Solar accounts for 60% of the forecast rise, and the IEA reckons PV is becoming competitive with new fossil fuel plants faster than expected. Distributed solar – which the body says has “breathtaking potential” – will make up half of that solar growth.

The IEA report says: “Contrary to conventional wisdom, commercial and industrial applications rather than residential uses dominate distributed PV growth, accounting for three-quarters of new installations over the next five years. This is because economies of scale combined with better alignment of PV supply and electricity demand enable more self-consumption and bigger savings on electricity bills in the commercial and industrial sectors.”

The IEA’s central forecast expects onshore wind capacity to grow by 57% to reach 850GW by 2024, with a near-60GW installation boom next year thanks to the rush to collect the full benefit of the US production tax credit (PTC).

Offshore wind is tipped to add 43GW to reach a cumulative 65GW in 2024. The IEA says China will lead expansion, “with 12.5 GW in development through numerous projects having continued policy support under the FIT scheme”.

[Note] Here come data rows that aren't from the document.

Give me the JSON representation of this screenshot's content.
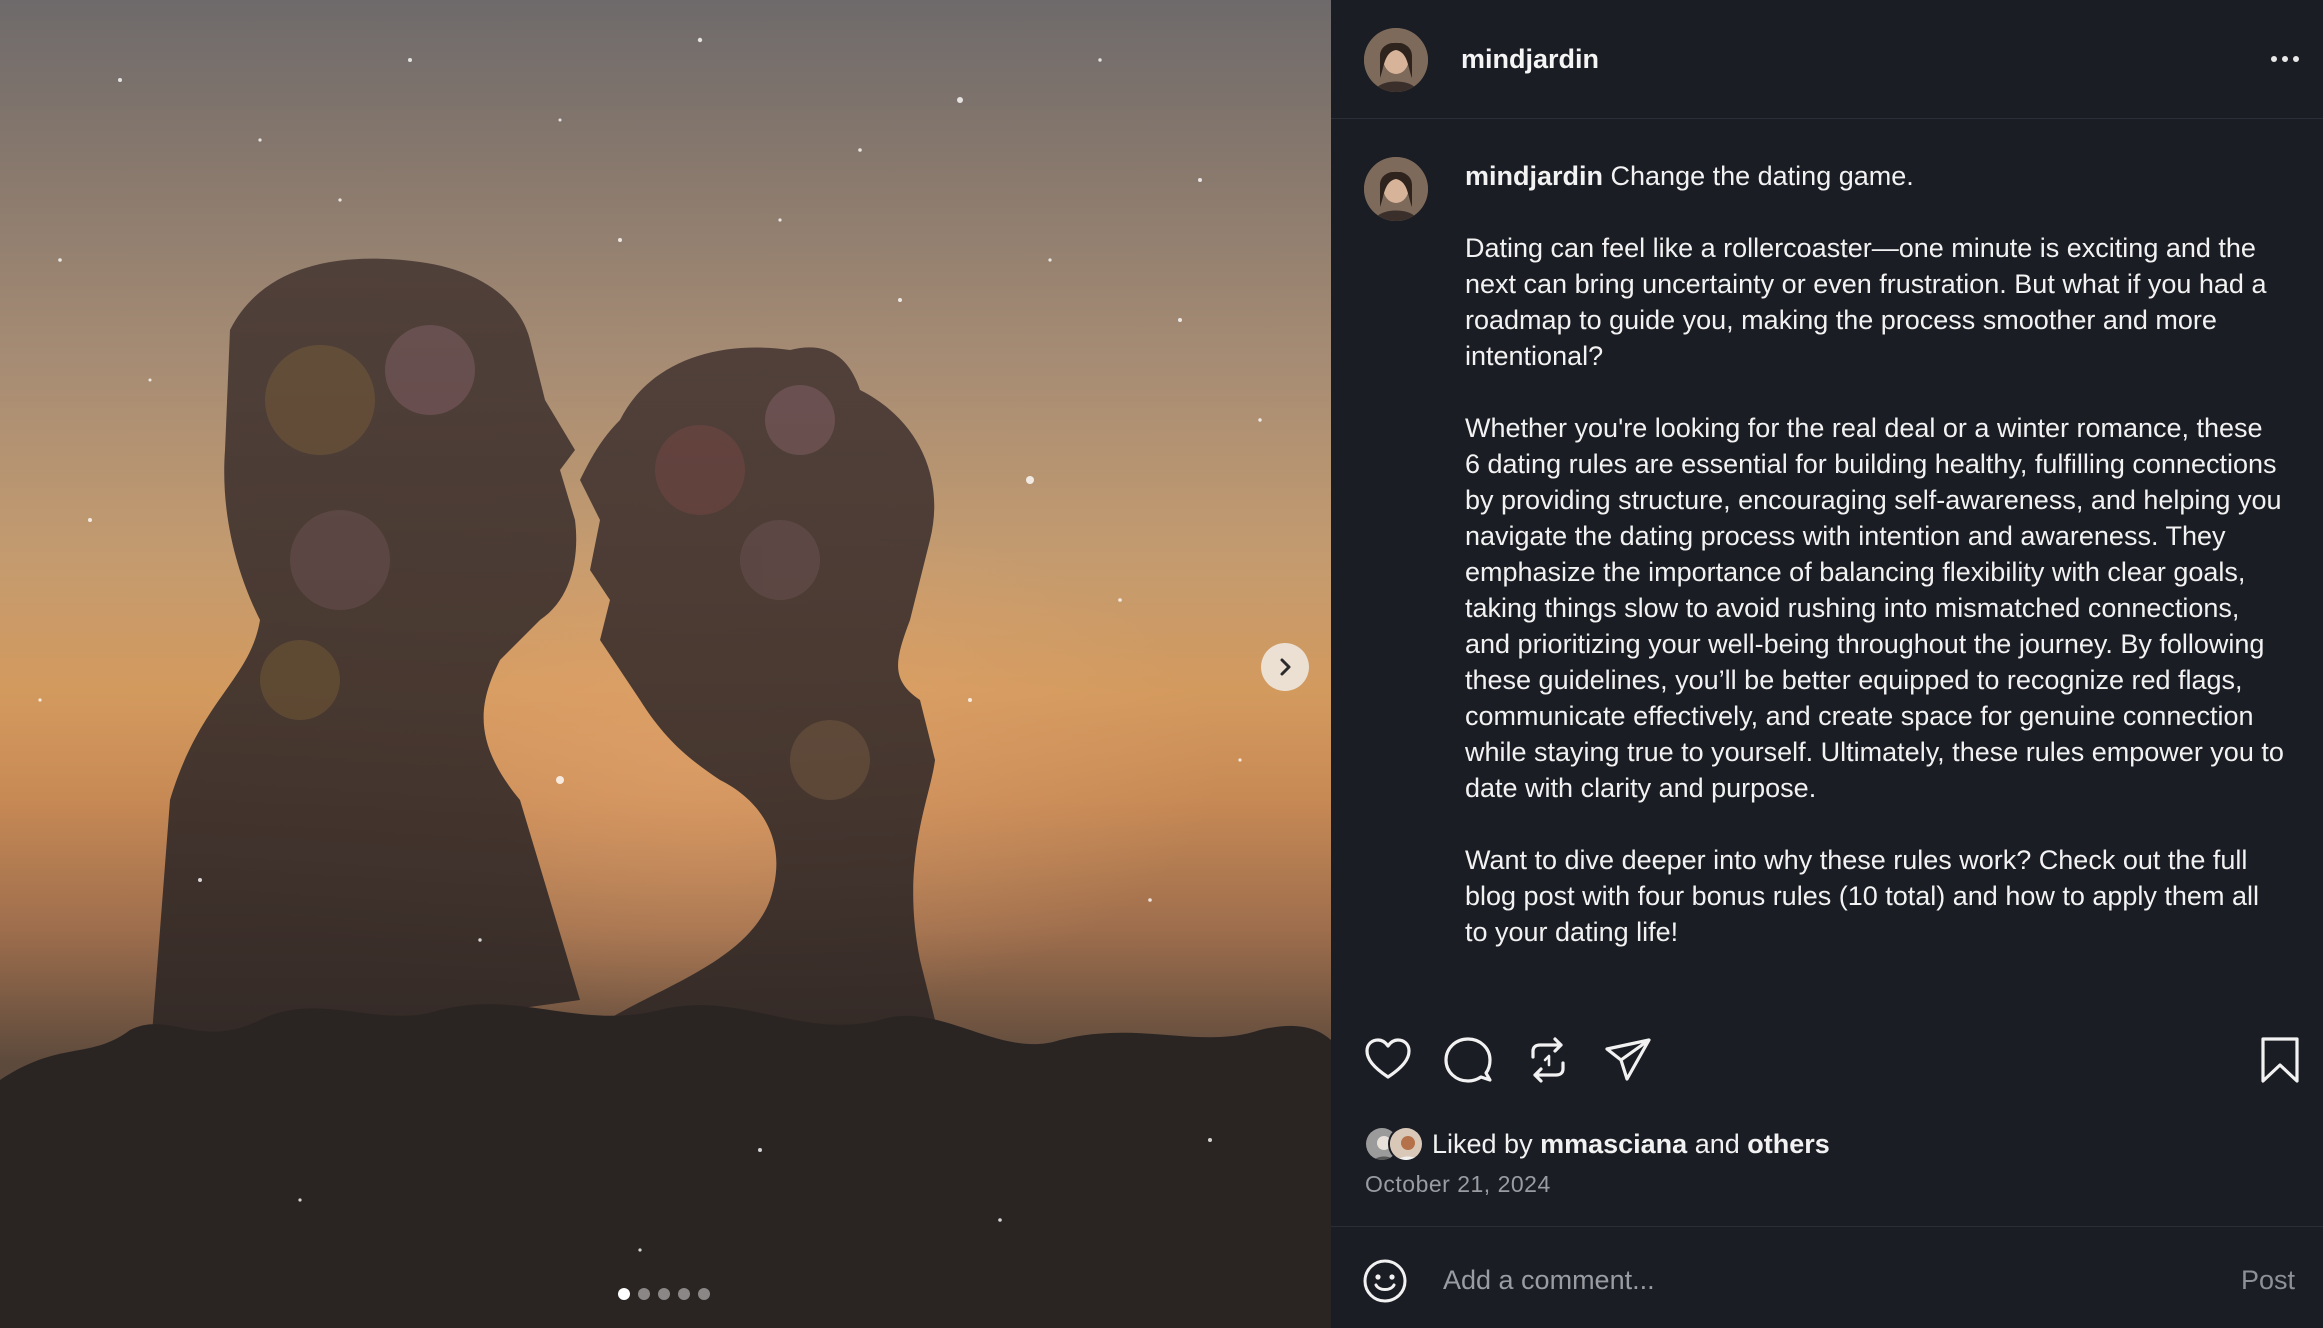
{
  "post": {
    "username": "mindjardin",
    "avatar_icon": "profile-photo-icon",
    "more_icon": "more-options-icon",
    "carousel": {
      "slide_count": 5,
      "active_index": 0,
      "next_icon": "chevron-right-icon"
    }
  },
  "caption": {
    "username": "mindjardin",
    "headline": "Change the dating game.",
    "paragraphs": [
      "Dating can feel like a rollercoaster—one minute is exciting and the next can bring uncertainty or even frustration. But what if you had a roadmap to guide you, making the process smoother and more intentional?",
      "Whether you're looking for the real deal or a winter romance, these 6 dating rules are essential for building healthy, fulfilling connections by providing structure, encouraging self-awareness, and helping you navigate the dating process with intention and awareness. They emphasize the importance of balancing flexibility with clear goals, taking things slow to avoid rushing into mismatched connections, and prioritizing your well-being throughout the journey. By following these guidelines, you’ll be better equipped to recognize red flags, communicate effectively, and create space for genuine connection while staying true to yourself. Ultimately, these rules empower you to date with clarity and purpose.",
      "Want to dive deeper into why these rules work? Check out the full blog post with four bonus rules (10 total) and how to apply them all to your dating life!"
    ]
  },
  "actions": {
    "icons": [
      "heart-icon",
      "comment-icon",
      "repost-icon",
      "share-icon",
      "bookmark-icon"
    ]
  },
  "likes": {
    "prefix": "Liked by",
    "user": "mmasciana",
    "joiner": "and",
    "others": "others"
  },
  "date": "October 21, 2024",
  "comment": {
    "placeholder": "Add a comment...",
    "post_label": "Post",
    "emoji_icon": "smiley-icon"
  },
  "colors": {
    "panel_bg": "#1b1d24",
    "text": "#f5f5f5",
    "muted": "#9a9ca3"
  }
}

Despite the rapid expansion, the IEA accompanies its forecast with a now familiar warning that the growth is “ well below what is needed to meet global sustainable energy targets”.

“Renewables are already the world's second largest source of electricity, but their deployment still needs to accelerate if we are to achieve long-term climate, air quality and energy access goals,” said Fatih Birol, the IEA’s executive director.

To match global climate and sustainability needs, expansion would need to follow the IEA's 'Accelerated' scenario, helped by reduced policy uncertainty, lower investment risk in developing markets, and better integration of wind and PV into power systems. That could underpin annual deployment rates 1,500GW above the central forecast over the whole period, the IEA reckons.